The new vessel is called the Dockwise Vanguard and is designed for heavy marine transport and offshore dry docking, enabling oil and gas operators to design and build larger and heavier offshore structures such as floating production storage and offloading (FPSO) vessels.

Because of Dockwise Vanguard’s loading capacity of up to 110 000 metric tons and its bowless design, it is now possible to fabricate these megastructures and load and transport them intact to remote offshore wells or production sites.

This, Dockwise says, helps cut costs, lower risks, improve schedule flexibility and reduce offshore working hours required to get these megastructures into operation.

Emerson supplies a comprehensive ballast control system, which is responsible for helping the Dockwise Vanguard submerge and rise with stability and integrity.

The vessel relies on tank gauging systems that provide highly accurate level measurements for load calculations as well as high level and overfill alarms.

The Dockwise Vanguard also uses Emerson’s smart wireless technology to measure and transmit tank level data to the wheelhouse.

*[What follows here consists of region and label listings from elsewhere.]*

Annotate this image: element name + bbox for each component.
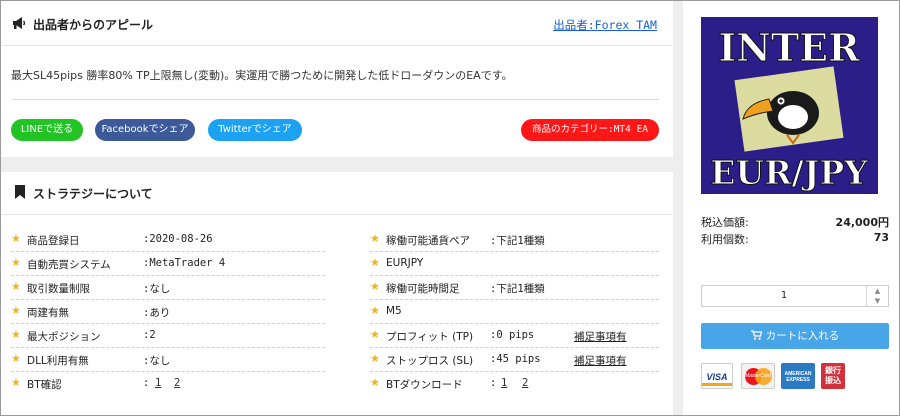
spec-value: :0 pips bbox=[490, 329, 535, 341]
seller-link[interactable]: 出品者:Forex TAM bbox=[553, 17, 657, 33]
product-sidebar: INTER EUR/JPY 税込価額: 24,000円 利用個数: 73 1 ▲… bbox=[683, 1, 899, 415]
star-icon: ★ bbox=[11, 328, 21, 341]
star-icon: ★ bbox=[11, 376, 21, 389]
star-icon: ★ bbox=[370, 232, 380, 245]
bt-download-link-1[interactable]: 1 bbox=[501, 377, 507, 389]
spec-value: :45 pips bbox=[490, 353, 541, 365]
appeal-panel: 出品者からのアピール 出品者:Forex TAM 最大SL45pips 勝率80… bbox=[1, 1, 673, 157]
spec-value: :なし bbox=[143, 283, 171, 295]
spec-row: ★ BT確認 : 1 2 bbox=[11, 372, 325, 396]
description-divider bbox=[11, 99, 659, 100]
spec-value: : bbox=[143, 377, 150, 389]
spec-label: M5 bbox=[386, 305, 402, 317]
spec-row: ★ 商品登録日 :2020-08-26 bbox=[11, 228, 325, 252]
spec-label: 取引数量制限 bbox=[27, 283, 90, 295]
spec-label: 稼働可能時間足 bbox=[386, 283, 460, 295]
twitter-share-button[interactable]: Twitterでシェア bbox=[208, 119, 302, 141]
strategy-panel: ストラテジーについて ★ 商品登録日 :2020-08-26 ★ 自動売買システ… bbox=[1, 172, 673, 415]
spec-row: ★ EURJPY bbox=[370, 252, 659, 276]
star-icon: ★ bbox=[370, 376, 380, 389]
spec-label: EURJPY bbox=[386, 257, 424, 269]
spec-label: DLL利用有無 bbox=[27, 355, 89, 367]
bt-link-2[interactable]: 2 bbox=[174, 377, 180, 389]
product-image[interactable]: INTER EUR/JPY bbox=[701, 17, 878, 194]
spec-value: : bbox=[490, 377, 497, 389]
mastercard-icon: MasterCard bbox=[741, 363, 775, 389]
spec-row: ★ BTダウンロード : 1 2 bbox=[370, 372, 659, 396]
spec-row: ★ M5 bbox=[370, 300, 659, 324]
star-icon: ★ bbox=[370, 280, 380, 293]
spec-label: 自動売買システム bbox=[27, 259, 111, 271]
count-label: 利用個数: bbox=[701, 233, 749, 246]
spec-value: :2020-08-26 bbox=[143, 233, 213, 245]
appeal-divider bbox=[2, 45, 673, 46]
cart-button-label: カートに入れる bbox=[765, 330, 840, 342]
spec-value: :なし bbox=[143, 355, 171, 367]
spec-value: :あり bbox=[143, 307, 171, 319]
megaphone-icon bbox=[13, 17, 26, 29]
spec-label: BT確認 bbox=[27, 379, 62, 391]
spec-row: ★ 稼働可能通貨ペア :下記1種類 bbox=[370, 228, 659, 252]
spec-row: ★ DLL利用有無 :なし bbox=[11, 348, 325, 372]
category-badge[interactable]: 商品のカテゴリー:MT4 EA bbox=[521, 119, 659, 141]
spec-label: プロフィット (TP) bbox=[386, 331, 474, 343]
visa-card-icon: VISA bbox=[701, 363, 733, 389]
amex-card-icon: AMERICAN EXPRESS bbox=[781, 363, 815, 389]
bank-transfer-icon: 銀行振込 bbox=[821, 363, 845, 389]
add-to-cart-button[interactable]: カートに入れる bbox=[701, 323, 889, 349]
count-value: 73 bbox=[873, 231, 889, 244]
bt-link-1[interactable]: 1 bbox=[155, 377, 161, 389]
spec-row: ★ 両建有無 :あり bbox=[11, 300, 325, 324]
star-icon: ★ bbox=[370, 304, 380, 317]
spec-label: 両建有無 bbox=[27, 307, 69, 319]
appeal-description: 最大SL45pips 勝率80% TP上限無し(変動)。実運用で勝つために開発し… bbox=[11, 69, 513, 82]
spec-row: ★ 稼働可能時間足 :下記1種類 bbox=[370, 276, 659, 300]
quantity-value[interactable]: 1 bbox=[702, 290, 866, 301]
line-share-button[interactable]: LINEで送る bbox=[11, 119, 83, 141]
spec-value: :下記1種類 bbox=[490, 283, 545, 295]
spec-value: :2 bbox=[143, 329, 156, 341]
spec-label: 商品登録日 bbox=[27, 235, 80, 247]
spec-row: ★ ストップロス (SL) :45 pips 補足事項有 bbox=[370, 348, 659, 372]
price-value: 24,000円 bbox=[835, 216, 889, 229]
spec-row: ★ 取引数量制限 :なし bbox=[11, 276, 325, 300]
spec-row: ★ プロフィット (TP) :0 pips 補足事項有 bbox=[370, 324, 659, 348]
spec-label: 最大ポジション bbox=[27, 331, 101, 343]
star-icon: ★ bbox=[11, 352, 21, 365]
tp-note-link[interactable]: 補足事項有 bbox=[574, 329, 627, 344]
star-icon: ★ bbox=[11, 304, 21, 317]
quantity-stepper[interactable]: 1 ▲ ▼ bbox=[701, 285, 889, 307]
bt-download-link-2[interactable]: 2 bbox=[522, 377, 528, 389]
product-logo: INTER EUR/JPY bbox=[701, 17, 878, 194]
price-label: 税込価額: bbox=[701, 216, 749, 229]
chevron-down-icon[interactable]: ▼ bbox=[875, 297, 880, 305]
spec-value: :下記1種類 bbox=[490, 235, 545, 247]
spin-buttons[interactable]: ▲ ▼ bbox=[866, 286, 888, 306]
sl-note-link[interactable]: 補足事項有 bbox=[574, 353, 627, 368]
star-icon: ★ bbox=[11, 280, 21, 293]
chevron-up-icon[interactable]: ▲ bbox=[875, 287, 880, 295]
spec-value: :MetaTrader 4 bbox=[143, 257, 226, 269]
spec-row: ★ 最大ポジション :2 bbox=[11, 324, 325, 348]
spec-label: BTダウンロード bbox=[386, 379, 463, 391]
spec-row: ★ 自動売買システム :MetaTrader 4 bbox=[11, 252, 325, 276]
strategy-title: ストラテジーについて bbox=[33, 187, 153, 201]
image-text-top: INTER bbox=[718, 25, 860, 70]
star-icon: ★ bbox=[370, 328, 380, 341]
spec-label: ストップロス (SL) bbox=[386, 355, 474, 367]
cart-icon bbox=[750, 330, 763, 340]
facebook-share-button[interactable]: Facebookでシェア bbox=[95, 119, 195, 141]
image-text-bottom: EUR/JPY bbox=[710, 153, 868, 192]
star-icon: ★ bbox=[370, 256, 380, 269]
star-icon: ★ bbox=[11, 232, 21, 245]
strategy-divider bbox=[2, 214, 673, 215]
bookmark-icon bbox=[15, 185, 25, 199]
spec-label: 稼働可能通貨ペア bbox=[386, 235, 470, 247]
star-icon: ★ bbox=[11, 256, 21, 269]
appeal-title: 出品者からのアピール bbox=[33, 18, 154, 32]
star-icon: ★ bbox=[370, 352, 380, 365]
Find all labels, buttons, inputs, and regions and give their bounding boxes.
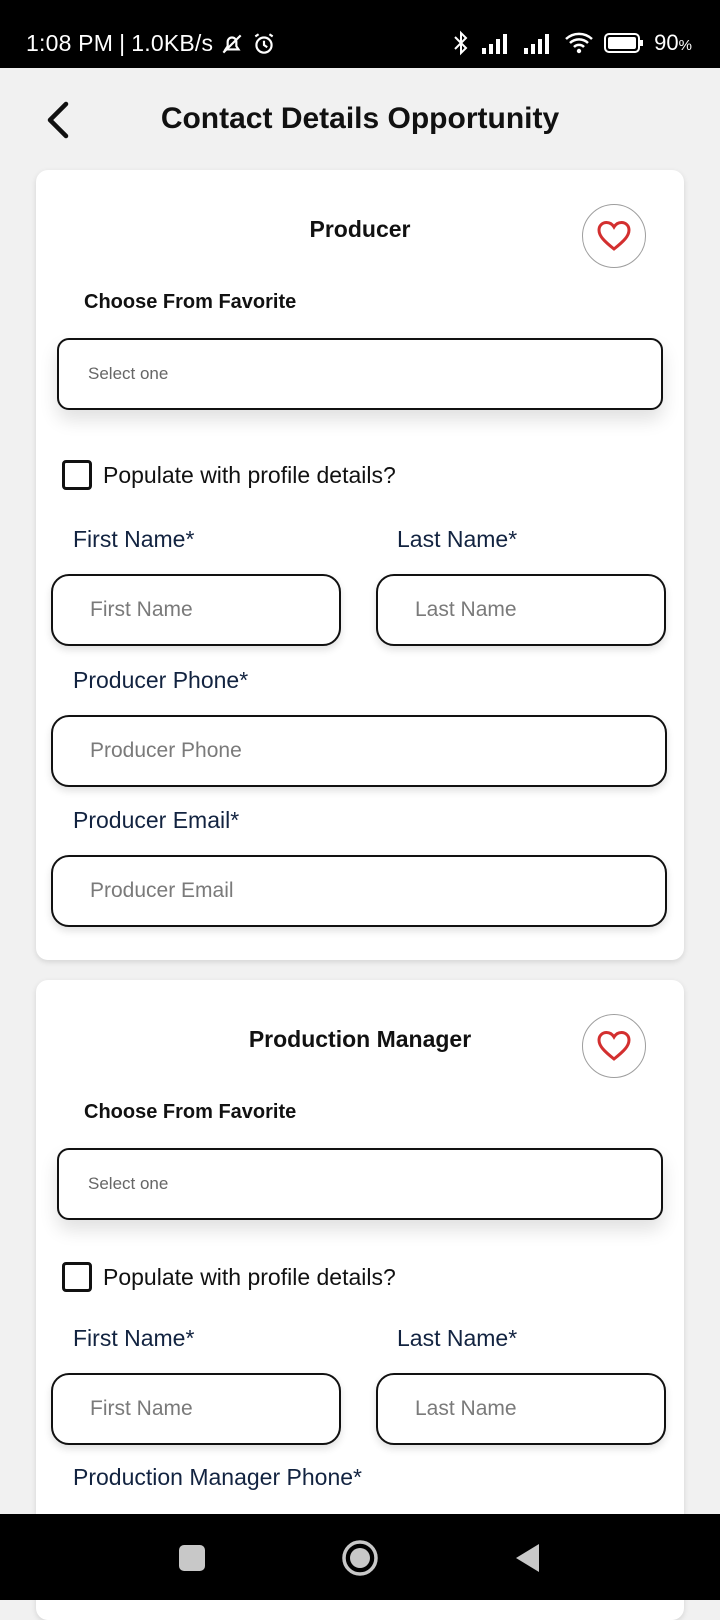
last-name-placeholder: Last Name <box>415 1397 517 1420</box>
square-icon <box>179 1545 205 1571</box>
last-name-label: Last Name* <box>397 526 518 552</box>
status-separator: | <box>119 30 126 56</box>
nav-recents-button[interactable] <box>170 1536 214 1580</box>
status-bar: 1:08 PM | 1.0KB/s 90% <box>0 0 720 68</box>
battery-level-value: 90 <box>654 30 679 55</box>
status-right: 90% <box>452 30 692 56</box>
first-name-input[interactable]: First Name <box>51 1373 341 1445</box>
signal-icon-2 <box>524 34 550 54</box>
alarm-icon <box>254 32 274 54</box>
wifi-icon <box>565 32 594 54</box>
last-name-input[interactable]: Last Name <box>376 574 666 646</box>
populate-checkbox[interactable] <box>62 1262 92 1292</box>
heart-icon <box>597 220 631 251</box>
producer-phone-placeholder: Producer Phone <box>90 739 242 762</box>
status-network-speed: 1.0KB/s <box>131 30 214 56</box>
status-left: 1:08 PM | 1.0KB/s <box>26 30 277 57</box>
favorite-button[interactable] <box>582 204 646 268</box>
last-name-label: Last Name* <box>397 1325 518 1351</box>
select-placeholder: Select one <box>88 364 169 383</box>
nav-home-button[interactable] <box>338 1536 382 1580</box>
signal-icon <box>482 34 508 54</box>
first-name-placeholder: First Name <box>90 1397 193 1420</box>
choose-favorite-label: Choose From Favorite <box>84 291 297 313</box>
populate-label: Populate with profile details? <box>103 1263 396 1290</box>
bluetooth-icon <box>454 30 468 56</box>
favorite-select[interactable]: Select one <box>57 338 663 410</box>
select-placeholder: Select one <box>88 1174 169 1193</box>
populate-label: Populate with profile details? <box>103 461 396 488</box>
last-name-placeholder: Last Name <box>415 598 517 621</box>
populate-checkbox-row[interactable]: Populate with profile details? <box>62 460 396 490</box>
bell-off-icon <box>222 34 242 53</box>
circle-icon <box>342 1540 378 1576</box>
favorite-select[interactable]: Select one <box>57 1148 663 1220</box>
last-name-input[interactable]: Last Name <box>376 1373 666 1445</box>
battery-icon <box>604 33 644 53</box>
app-header: Contact Details Opportunity <box>0 68 720 172</box>
first-name-input[interactable]: First Name <box>51 574 341 646</box>
choose-favorite-label: Choose From Favorite <box>84 1101 297 1123</box>
first-name-label: First Name* <box>73 1325 195 1351</box>
triangle-left-icon <box>516 1544 539 1572</box>
first-name-label: First Name* <box>73 526 195 552</box>
producer-card: Producer Choose From Favorite Select one… <box>36 170 684 960</box>
producer-email-placeholder: Producer Email <box>90 879 234 902</box>
page-title: Contact Details Opportunity <box>160 102 560 135</box>
favorite-button[interactable] <box>582 1014 646 1078</box>
producer-email-label: Producer Email* <box>73 807 240 833</box>
producer-email-input[interactable]: Producer Email <box>51 855 667 927</box>
heart-icon <box>597 1030 631 1061</box>
first-name-placeholder: First Name <box>90 598 193 621</box>
battery-level: 90% <box>654 30 692 56</box>
producer-phone-label: Producer Phone* <box>73 667 249 693</box>
populate-checkbox[interactable] <box>62 460 92 490</box>
production-manager-phone-label: Production Manager Phone* <box>73 1464 362 1490</box>
system-nav-bar <box>0 1514 720 1600</box>
populate-checkbox-row[interactable]: Populate with profile details? <box>62 1262 396 1292</box>
nav-back-button[interactable] <box>506 1536 550 1580</box>
battery-level-unit: % <box>678 37 692 54</box>
status-time: 1:08 PM <box>26 30 114 56</box>
producer-phone-input[interactable]: Producer Phone <box>51 715 667 787</box>
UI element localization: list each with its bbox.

“Emerson’s ballast control technologies are an important factor in allowing us to provide this first-of-its-kind carrying capacity, as well as provide a dry dock capability at offshore production sites for repair and retrofit, which saves significant time and money,” says Dockwise fleet supervision manager Eugène van Dodeweerd.

He adds that conditions in the offshore environment require ballast control that is also easy to operate and maintain, and that Emerson has proven the reliability of its marine tank management systems on a number of other Dockwise vessels.

“The design and execution of the Dockwise Vanguard fits in perfectly with Emerson’s goals. This vessel redefines the entire heavy marine transport industry,” says Emerson president Steve Sonnenberg.